Mayor Bill de Blasio on Thursday once again delayed the start of most in-person classes in the New York City public schools, acknowledging that the system had still not fully surmounted the many obstacles that it faced in bringing children back during the pandemic.
The abrupt announcement was a blow to the mayor’s effort to make New York one of the few major cities in the nation to hold in-person classes. And it threatened to deepen concerns and confusion over whether the mayor and his administration had mishandled the reopening by announcing deadlines and then pushing them back.
Instead of a triumphant return to schools for all students who wanted in-person learning beginning on Monday, the city will phase students back into classrooms on a rolling basis, starting with the youngest children, who will report to schools next week. Students in pre-K classes and students with advanced special needs will return on Monday.
On Sept. 29, elementary schools will open, and middle and high schools will open on Oct. 1.
All other students will begin the school year remotely on Monday, meaning New York now joins a long list of other big cities that will begin the school year online for most students.
During a Thursday news conference, Mr. de Blasio declined to apologize to city parents for the potentially major inconveniences caused by the 11th-hour shift. He asserted that, because the city’s public school parents were largely low-income and lived outside of Manhattan, “they are people who understand the realities of life, and they’re not shocked when something this difficult has to be adjusted from time to time.
“They’re a lot more pragmatic than you might imagine,” the mayor added.
That comment offended some parents. “Yes, I consider myself strong and resilient, but you do not play games with children’s education,” said Stacey Skiadas, who lives in northeast Queens.
Mr. de Blasio said that the further delay would help the city handle a major staffing shortage in schools and would ensure that buildings could open safely. “We are doing this to make sure that all the standards we’ve set can be achieved,” he said.
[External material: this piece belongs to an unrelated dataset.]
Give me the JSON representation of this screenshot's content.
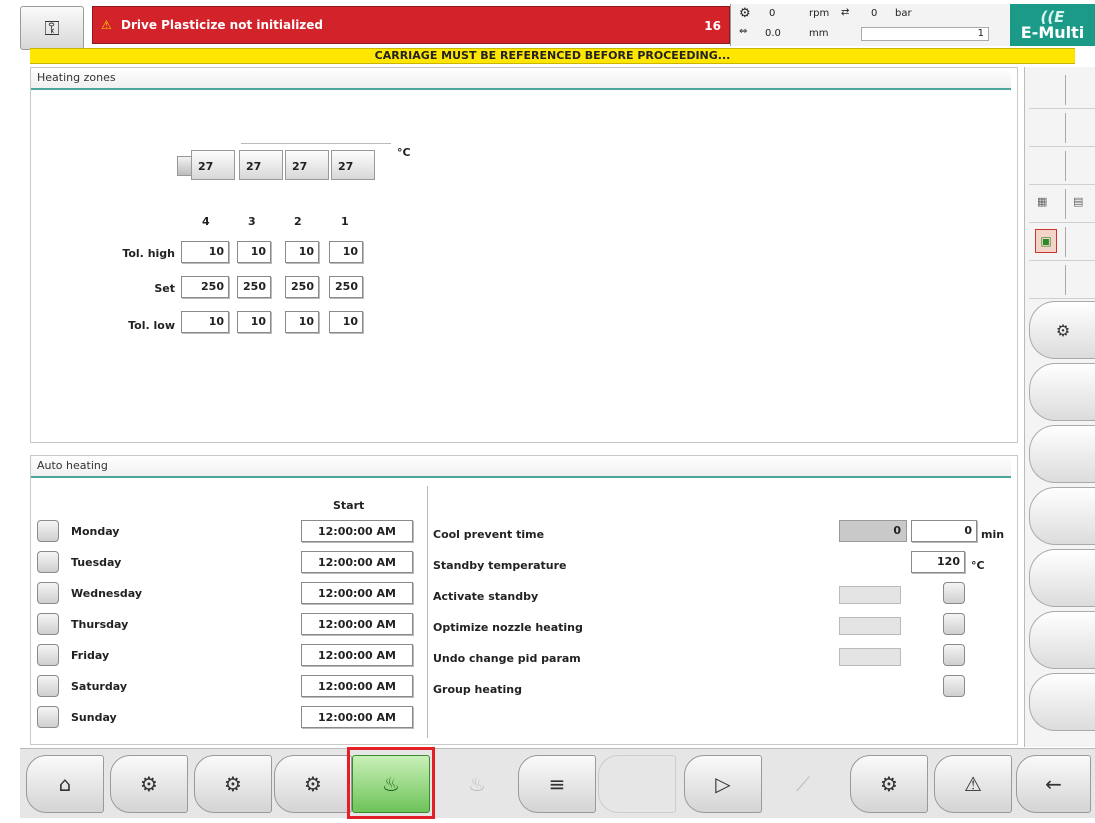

Parents, educators and elected officials almost immediately reacted to the news with outrage and confusion. Many principals and teachers only heard about the shift from the news, they said in emails shared with The New York Times, and many parents said that the decision had eroded their trust in the public school system.

“It is mid-September and there is still no plan on how to educate children,” said Natasha Capers, a public school parent and activist who lives in Brownsville, Brooklyn. She called the delay “a punch in the gut.”
Mark Treyger, the chair of the City Council’s education committee, said, “The mayor of New York is the last person in the room to recognize facts on the ground, and his stubbornness and inability to make sound decisions in a timely fashion cannot be overlooked during this pandemic.”
The mayor said that he decided to delay the start of the school year and opt instead for a phased-in reopening after a three-hour conversation at City Hall on Wednesday with the leaders of the unions representing the city’s principals and teachers, along with senior mayoral aides.
Those union leaders have been explicitly warning for weeks that schools were not ready to reopen for myriad reasons, from poor ventilation in some aging buildings to a severe staffing crunch that the principals’ union estimated could leave the city needing as many as 10,000 educators. A Thursday report from the city’s Independent Budget Office put that number closer to 12,000. Some principals have said in recent days that they lacked dozens of teachers for their schools.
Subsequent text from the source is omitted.